Л. Троцкий. ГЕРЦЕН И ЗАПАД
(К столетию со дня рождения)
"… Париж был под надзором полиции, Рим пал под ударами французов, в Бадене свирепствовал брат короля прусского, а Паскевич, по-русски, взятками и посулами, надул Гергея в Венгрии. Женева была битком набита выходцами, она делалась Кобленцом революции 1848 г.[128]
".Такими словами характеризует Герцен политическую картину Европы в 1849 г. Два года перед тем он ждал совсем иного, когда за его спиною спускался отечественный шлагбаум.
Революция 1848 года разбилась не о механическое сопротивление реакции, а о свои внутренние социальные противоречия. Ошибки и нелепости вождей были только отражением исторического тупика.
«Порядок» был восстановлен мало-помалу во всей Европе, и шпионы контрреволюции, проникнутые духом чистого полицейского космополитизма, съезжались на свои международные конгрессы для выработки норм круговой поруки.
Эмиграция приняла необычайные размеры. Выходцы были разбиты на национальные группы и политические секты. Поражение революции 48 г. было прежде всего поражением якобинских традиций 93 г. Революция передвигалась отныне на новые классы. Но вожди движения 48 – 49 годов терялись в новых условиях, ждали близкого прилива, надеялись все «начать сначала», повторяли старые слова. Ожесточенной полемикой друг с другом поддерживали свой падающий дух. Образовавшийся в Лондоне «Европейский центральный комитет», с Маццини и Ледрю-Ролленом во главе,[129]
выпустил торжественный манифест, в котором прогресс и свобода братались с священной собственностью, братство подпиралось требованием мелкого кредита, народ провозглашался основою, а бог – увенчанием европейской демократии. Для этих почтенных людей вся мораль событий свелась к ошибкам отдельных вождей и к недостатку среди них согласия. Так как перед 48 г. они в течение ряда лет повторяли известные революционные формулы, то теперь они надеялись упорным повторением старых заклинаний вызвать повторение событий.Маццини приглашал Герцена примкнуть к европейскому комитету и прислал ему для ознакомления манифест и другие документы. Герцен отказался.
«Что нового, – спрашивал он Маццини, – в прокламациях, что в Proscrit? Где следы грозных уроков после 24 февраля? Это продолжение прежнего либерализма, а не начало новой свободы, это эпилог, а не пролог».

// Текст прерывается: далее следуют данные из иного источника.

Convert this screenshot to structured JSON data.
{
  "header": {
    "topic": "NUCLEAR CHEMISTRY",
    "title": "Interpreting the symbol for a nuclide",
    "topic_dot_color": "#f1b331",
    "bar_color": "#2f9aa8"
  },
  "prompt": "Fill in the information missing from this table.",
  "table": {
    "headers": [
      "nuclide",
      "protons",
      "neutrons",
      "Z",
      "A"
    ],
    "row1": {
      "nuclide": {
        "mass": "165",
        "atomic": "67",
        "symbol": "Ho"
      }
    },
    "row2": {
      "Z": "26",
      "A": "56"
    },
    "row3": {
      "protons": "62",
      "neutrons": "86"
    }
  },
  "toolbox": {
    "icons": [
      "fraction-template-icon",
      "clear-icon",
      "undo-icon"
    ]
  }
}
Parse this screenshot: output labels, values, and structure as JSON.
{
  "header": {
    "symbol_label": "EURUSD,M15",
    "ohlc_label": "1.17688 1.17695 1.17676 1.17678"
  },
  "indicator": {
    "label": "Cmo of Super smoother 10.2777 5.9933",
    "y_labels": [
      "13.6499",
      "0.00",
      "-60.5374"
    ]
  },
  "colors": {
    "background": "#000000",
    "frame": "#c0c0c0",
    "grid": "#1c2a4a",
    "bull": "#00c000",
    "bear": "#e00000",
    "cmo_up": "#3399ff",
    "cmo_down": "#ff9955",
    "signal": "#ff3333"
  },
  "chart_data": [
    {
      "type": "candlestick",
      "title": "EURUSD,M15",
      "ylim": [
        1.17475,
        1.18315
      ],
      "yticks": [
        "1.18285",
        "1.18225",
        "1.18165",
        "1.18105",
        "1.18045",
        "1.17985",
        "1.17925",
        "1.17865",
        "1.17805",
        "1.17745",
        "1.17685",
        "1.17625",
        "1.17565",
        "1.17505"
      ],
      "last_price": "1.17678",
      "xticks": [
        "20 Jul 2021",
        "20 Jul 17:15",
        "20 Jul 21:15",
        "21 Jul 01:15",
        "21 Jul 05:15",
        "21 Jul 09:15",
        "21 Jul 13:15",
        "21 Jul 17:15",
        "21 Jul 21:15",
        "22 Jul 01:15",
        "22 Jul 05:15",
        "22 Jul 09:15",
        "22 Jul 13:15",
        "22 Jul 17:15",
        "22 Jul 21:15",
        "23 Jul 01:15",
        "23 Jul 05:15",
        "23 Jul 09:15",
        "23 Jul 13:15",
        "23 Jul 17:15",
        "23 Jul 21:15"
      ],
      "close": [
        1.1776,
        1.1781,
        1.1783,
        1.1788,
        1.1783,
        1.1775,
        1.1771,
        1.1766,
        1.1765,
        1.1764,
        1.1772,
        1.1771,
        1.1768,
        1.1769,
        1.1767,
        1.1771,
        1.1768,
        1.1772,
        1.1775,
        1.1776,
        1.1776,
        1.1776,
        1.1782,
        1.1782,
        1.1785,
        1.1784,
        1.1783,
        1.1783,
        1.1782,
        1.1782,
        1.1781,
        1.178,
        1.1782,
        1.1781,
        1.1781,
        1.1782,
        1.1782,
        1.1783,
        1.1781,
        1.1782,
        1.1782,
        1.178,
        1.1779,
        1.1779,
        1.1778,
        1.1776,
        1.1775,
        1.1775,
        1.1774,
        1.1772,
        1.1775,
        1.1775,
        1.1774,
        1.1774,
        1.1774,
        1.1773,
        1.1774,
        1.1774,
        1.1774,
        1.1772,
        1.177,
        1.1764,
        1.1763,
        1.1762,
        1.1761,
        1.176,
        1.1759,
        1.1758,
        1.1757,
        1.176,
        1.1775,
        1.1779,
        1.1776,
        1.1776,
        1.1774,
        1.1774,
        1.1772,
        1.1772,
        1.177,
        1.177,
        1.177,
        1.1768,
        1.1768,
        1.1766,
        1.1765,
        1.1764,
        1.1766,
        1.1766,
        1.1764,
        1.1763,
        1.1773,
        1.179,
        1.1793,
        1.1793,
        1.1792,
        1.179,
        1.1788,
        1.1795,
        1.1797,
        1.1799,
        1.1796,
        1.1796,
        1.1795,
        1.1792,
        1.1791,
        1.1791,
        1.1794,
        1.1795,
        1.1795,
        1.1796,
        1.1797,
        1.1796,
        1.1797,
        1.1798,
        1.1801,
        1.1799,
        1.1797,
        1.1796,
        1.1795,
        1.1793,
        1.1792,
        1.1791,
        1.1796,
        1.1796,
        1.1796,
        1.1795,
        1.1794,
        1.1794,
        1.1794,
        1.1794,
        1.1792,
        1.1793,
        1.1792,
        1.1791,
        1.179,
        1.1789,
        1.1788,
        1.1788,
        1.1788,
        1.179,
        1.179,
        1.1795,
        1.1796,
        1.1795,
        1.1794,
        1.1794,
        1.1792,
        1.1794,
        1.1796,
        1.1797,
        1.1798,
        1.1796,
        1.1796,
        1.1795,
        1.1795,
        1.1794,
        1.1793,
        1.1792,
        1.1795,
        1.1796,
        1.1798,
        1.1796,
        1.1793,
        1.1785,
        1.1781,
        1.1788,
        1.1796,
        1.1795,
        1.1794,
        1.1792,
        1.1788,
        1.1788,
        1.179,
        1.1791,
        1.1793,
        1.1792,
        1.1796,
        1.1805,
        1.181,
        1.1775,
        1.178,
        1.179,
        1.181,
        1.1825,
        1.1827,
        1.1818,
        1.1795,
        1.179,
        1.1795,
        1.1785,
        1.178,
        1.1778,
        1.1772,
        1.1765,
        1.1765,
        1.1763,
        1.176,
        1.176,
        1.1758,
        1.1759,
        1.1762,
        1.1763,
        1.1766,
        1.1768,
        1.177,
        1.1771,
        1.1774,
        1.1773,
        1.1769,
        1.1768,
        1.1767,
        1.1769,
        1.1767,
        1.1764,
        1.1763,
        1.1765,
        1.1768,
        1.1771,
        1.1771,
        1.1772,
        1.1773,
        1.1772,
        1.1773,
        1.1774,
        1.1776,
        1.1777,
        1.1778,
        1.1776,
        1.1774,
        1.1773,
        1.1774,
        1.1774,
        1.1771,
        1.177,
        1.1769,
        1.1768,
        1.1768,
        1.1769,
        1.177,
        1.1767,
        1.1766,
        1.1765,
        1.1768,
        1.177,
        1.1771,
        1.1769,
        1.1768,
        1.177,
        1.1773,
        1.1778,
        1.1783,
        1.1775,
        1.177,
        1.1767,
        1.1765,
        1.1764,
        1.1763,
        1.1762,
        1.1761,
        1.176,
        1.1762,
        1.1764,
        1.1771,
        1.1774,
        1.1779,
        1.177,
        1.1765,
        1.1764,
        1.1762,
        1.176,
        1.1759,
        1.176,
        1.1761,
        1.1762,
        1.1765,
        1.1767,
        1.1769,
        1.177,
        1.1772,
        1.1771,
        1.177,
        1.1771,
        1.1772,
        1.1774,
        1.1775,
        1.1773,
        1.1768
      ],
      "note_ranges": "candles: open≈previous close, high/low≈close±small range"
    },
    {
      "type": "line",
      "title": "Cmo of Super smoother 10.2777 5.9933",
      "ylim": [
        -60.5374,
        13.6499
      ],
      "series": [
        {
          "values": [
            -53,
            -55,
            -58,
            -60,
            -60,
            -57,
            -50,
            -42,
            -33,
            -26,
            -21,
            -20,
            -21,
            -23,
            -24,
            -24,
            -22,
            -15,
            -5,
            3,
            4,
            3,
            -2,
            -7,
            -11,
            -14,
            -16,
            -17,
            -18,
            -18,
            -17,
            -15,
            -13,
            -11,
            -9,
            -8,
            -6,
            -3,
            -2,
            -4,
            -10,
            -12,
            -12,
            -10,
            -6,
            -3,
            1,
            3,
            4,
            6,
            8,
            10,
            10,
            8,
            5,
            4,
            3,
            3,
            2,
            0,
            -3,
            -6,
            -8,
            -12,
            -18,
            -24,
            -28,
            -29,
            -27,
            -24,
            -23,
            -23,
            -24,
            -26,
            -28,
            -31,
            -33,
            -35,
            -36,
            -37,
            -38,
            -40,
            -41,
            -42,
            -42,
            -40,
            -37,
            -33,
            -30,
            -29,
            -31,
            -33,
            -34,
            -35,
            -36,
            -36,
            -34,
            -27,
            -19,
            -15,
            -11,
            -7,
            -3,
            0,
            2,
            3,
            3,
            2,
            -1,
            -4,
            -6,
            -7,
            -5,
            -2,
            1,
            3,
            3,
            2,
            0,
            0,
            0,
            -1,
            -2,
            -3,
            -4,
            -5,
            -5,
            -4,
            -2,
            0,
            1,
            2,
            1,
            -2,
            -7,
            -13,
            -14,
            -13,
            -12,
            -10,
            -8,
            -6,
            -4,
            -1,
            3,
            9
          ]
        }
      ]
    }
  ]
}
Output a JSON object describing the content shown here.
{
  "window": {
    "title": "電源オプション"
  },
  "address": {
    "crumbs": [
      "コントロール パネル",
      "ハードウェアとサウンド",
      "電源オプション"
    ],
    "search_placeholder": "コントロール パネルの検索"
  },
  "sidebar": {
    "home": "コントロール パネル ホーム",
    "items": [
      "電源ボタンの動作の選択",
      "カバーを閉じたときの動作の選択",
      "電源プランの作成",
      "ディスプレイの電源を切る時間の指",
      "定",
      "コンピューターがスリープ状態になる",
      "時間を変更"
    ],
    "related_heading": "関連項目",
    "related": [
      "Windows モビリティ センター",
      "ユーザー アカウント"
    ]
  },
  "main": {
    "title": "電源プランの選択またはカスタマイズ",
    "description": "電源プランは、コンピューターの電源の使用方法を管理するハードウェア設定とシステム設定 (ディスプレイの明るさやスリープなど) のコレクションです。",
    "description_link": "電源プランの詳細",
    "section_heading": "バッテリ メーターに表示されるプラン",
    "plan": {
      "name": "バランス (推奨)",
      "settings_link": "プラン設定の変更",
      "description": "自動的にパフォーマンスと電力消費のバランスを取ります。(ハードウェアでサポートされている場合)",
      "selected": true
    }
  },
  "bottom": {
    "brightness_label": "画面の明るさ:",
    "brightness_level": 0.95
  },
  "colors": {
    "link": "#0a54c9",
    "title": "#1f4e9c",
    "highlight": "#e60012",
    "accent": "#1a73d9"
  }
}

Герцен не только вошел, как равноправный, в среду европейской эмиграции, в круг ее «горних вершин»; стоя рядом с поляком Ворцелем,[130]
с итальянцем Маццини, которых он любил и нравственно обожал, рядом с французами Ледрю-Ролленом и Луи-Бланом,[131] которых он очень ценил, Герцен чувствовал себя богаче мыслью, проницательнее, смелее, всестороннее их. Или, чтобы говорить его словами, свободнее их. «Та революционная эра, – пишет Герцен, – к которой стремились либеральная Франция, юная Италия, Маццини, Ледрю-Роллен, не принадлежит ли уже прошедшему, эти люди не делаются ли печальными представителями былого, около которых закипают иные вопросы, другая жизнь?».